SpaceX finally did it. Starship prototype SN15 flew today from Starbase near Boca Chica, Texas — up to roughly 10 kilometers, then back down for a landing — and this time the thing actually stayed in one piece afterward. No fireball, no “rapid unscheduled disassembly,” just a stainless steel rocket sitting on its pad looking slightly singed but very much intact.
If you’ve been following the Starship program, you know this has been a long time coming. SN8, SN9, SN10 and SN11 all flew similar high-altitude hops over the past several months, and all four ended badly — either a hard landing that turned the vehicle into a fireball, an explosion mid-descent, or (in SN11’s case) a failure so foggy that the wreckage wasn’t even clearly visible on the livestream. SN10 got the closest, technically landing before exploding a few minutes later. So there was real reason to wonder whether the belly-flop-to-vertical landing maneuver Starship uses was going to work at all.
The maneuver itself is the interesting part here, and it’s worth explaining why it’s hard. Starship doesn’t come down tail-first the whole way like a Falcon 9 booster. It free-falls horizontally, belly-first, using its body as a giant airbrake and steering with four flaps, essentially skydiving. Then, just before it would hit the ground, it has to reignite its Raptor engines, flip itself vertical, and stick the landing — all in the space of a few seconds. Any timing error in that flip, or an engine that doesn’t relight cleanly, and you get exactly what we saw in the last four attempts.
Today it worked. That’s a big deal not just symbolically but practically — every prior test taught SpaceX something about landing dynamics, but you can’t fully validate the sequence until you get through it without the vehicle turning into scrap. Now they have actual data from a complete flight profile, gear intact, that they can pick apart.

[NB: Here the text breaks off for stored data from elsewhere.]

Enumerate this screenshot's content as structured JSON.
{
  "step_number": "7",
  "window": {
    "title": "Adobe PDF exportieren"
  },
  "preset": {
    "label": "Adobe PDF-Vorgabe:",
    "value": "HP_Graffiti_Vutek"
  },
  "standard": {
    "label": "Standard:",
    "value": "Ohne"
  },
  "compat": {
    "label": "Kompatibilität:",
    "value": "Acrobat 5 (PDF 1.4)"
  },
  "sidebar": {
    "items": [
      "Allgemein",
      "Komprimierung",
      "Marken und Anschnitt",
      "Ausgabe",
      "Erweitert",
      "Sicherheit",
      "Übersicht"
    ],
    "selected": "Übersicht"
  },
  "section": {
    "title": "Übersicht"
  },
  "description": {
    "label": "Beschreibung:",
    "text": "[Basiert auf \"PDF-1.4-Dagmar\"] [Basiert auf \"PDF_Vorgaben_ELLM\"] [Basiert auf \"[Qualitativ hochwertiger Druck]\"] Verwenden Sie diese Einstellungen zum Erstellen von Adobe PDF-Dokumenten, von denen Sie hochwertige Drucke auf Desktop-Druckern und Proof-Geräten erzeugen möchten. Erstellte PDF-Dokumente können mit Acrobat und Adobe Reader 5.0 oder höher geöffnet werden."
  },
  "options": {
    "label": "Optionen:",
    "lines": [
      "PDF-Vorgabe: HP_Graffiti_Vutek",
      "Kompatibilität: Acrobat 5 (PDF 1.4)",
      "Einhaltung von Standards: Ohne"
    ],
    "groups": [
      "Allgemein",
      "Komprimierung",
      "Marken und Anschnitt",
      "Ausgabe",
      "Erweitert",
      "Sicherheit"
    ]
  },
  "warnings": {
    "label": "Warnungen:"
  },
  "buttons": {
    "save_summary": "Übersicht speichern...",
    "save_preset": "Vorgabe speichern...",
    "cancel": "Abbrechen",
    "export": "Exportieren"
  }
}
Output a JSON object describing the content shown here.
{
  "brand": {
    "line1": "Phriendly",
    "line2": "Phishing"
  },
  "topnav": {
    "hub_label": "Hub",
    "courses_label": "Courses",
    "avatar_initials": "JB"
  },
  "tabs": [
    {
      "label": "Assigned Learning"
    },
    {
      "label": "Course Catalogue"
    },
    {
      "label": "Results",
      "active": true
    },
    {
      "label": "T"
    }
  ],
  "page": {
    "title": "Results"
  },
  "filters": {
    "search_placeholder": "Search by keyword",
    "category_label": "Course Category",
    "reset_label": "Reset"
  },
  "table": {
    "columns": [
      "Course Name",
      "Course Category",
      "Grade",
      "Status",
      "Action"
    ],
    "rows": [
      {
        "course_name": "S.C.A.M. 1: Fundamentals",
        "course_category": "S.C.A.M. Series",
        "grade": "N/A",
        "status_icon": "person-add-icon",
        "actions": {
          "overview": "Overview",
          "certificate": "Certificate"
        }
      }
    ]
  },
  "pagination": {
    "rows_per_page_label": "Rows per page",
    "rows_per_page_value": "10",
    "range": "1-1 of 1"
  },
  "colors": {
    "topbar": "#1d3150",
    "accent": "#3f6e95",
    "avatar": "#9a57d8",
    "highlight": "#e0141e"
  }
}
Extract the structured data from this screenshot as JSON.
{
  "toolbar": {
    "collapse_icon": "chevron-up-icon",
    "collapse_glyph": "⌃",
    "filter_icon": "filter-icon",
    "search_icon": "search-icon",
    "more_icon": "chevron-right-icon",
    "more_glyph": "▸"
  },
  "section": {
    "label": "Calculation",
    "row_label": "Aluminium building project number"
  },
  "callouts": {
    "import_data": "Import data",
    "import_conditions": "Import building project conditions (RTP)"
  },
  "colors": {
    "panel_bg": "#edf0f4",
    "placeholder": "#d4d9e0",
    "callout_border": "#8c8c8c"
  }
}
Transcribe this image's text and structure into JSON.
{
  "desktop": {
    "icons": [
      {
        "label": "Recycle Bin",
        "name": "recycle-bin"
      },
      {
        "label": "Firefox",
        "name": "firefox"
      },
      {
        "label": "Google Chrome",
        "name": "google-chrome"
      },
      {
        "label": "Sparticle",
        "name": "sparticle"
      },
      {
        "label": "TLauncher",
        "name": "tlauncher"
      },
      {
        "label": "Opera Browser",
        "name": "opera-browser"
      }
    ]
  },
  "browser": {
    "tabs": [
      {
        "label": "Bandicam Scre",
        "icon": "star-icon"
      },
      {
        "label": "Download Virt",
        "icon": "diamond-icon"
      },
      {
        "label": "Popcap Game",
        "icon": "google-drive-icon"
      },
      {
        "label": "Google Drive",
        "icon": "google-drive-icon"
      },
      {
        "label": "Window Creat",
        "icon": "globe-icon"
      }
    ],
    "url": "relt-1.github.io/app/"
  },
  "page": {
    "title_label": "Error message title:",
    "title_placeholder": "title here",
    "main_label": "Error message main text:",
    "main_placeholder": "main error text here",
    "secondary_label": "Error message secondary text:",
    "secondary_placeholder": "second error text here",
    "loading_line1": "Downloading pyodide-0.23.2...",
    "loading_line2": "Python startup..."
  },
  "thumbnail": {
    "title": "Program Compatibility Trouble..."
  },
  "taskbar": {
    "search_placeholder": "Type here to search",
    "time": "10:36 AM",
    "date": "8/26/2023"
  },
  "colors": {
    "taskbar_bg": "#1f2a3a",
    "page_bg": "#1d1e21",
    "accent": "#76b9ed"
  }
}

I’d resist the temptation to call this “mission accomplished” for Starship, though. A 10km hop is a tiny fraction of what an orbital flight requires — reaching orbital velocity, surviving reentry heating with the thermal protection tiles SpaceX has been struggling to keep attached, and eventually catching or landing a much larger stack with the Super Heavy booster underneath it. Elon Musk has talked about an orbital test flight as the next big milestone, though anyone who’s watched this program knows to take SpaceX’s public timelines with a generous grain of salt.
Still, there’s a real difference between “we’re iterating toward something that works” and “it worked.” Today SpaceX crossed that line on the landing problem specifically. Whether that translates into an orbital attempt this year or next is anyone’s guess, but the string of fireballs finally has an exception, and that matters for morale as much as engineering. Worth watching what state SN15 is in once the dust settles and whether SpaceX reuses it for anything further, or just retires it as the one that made it.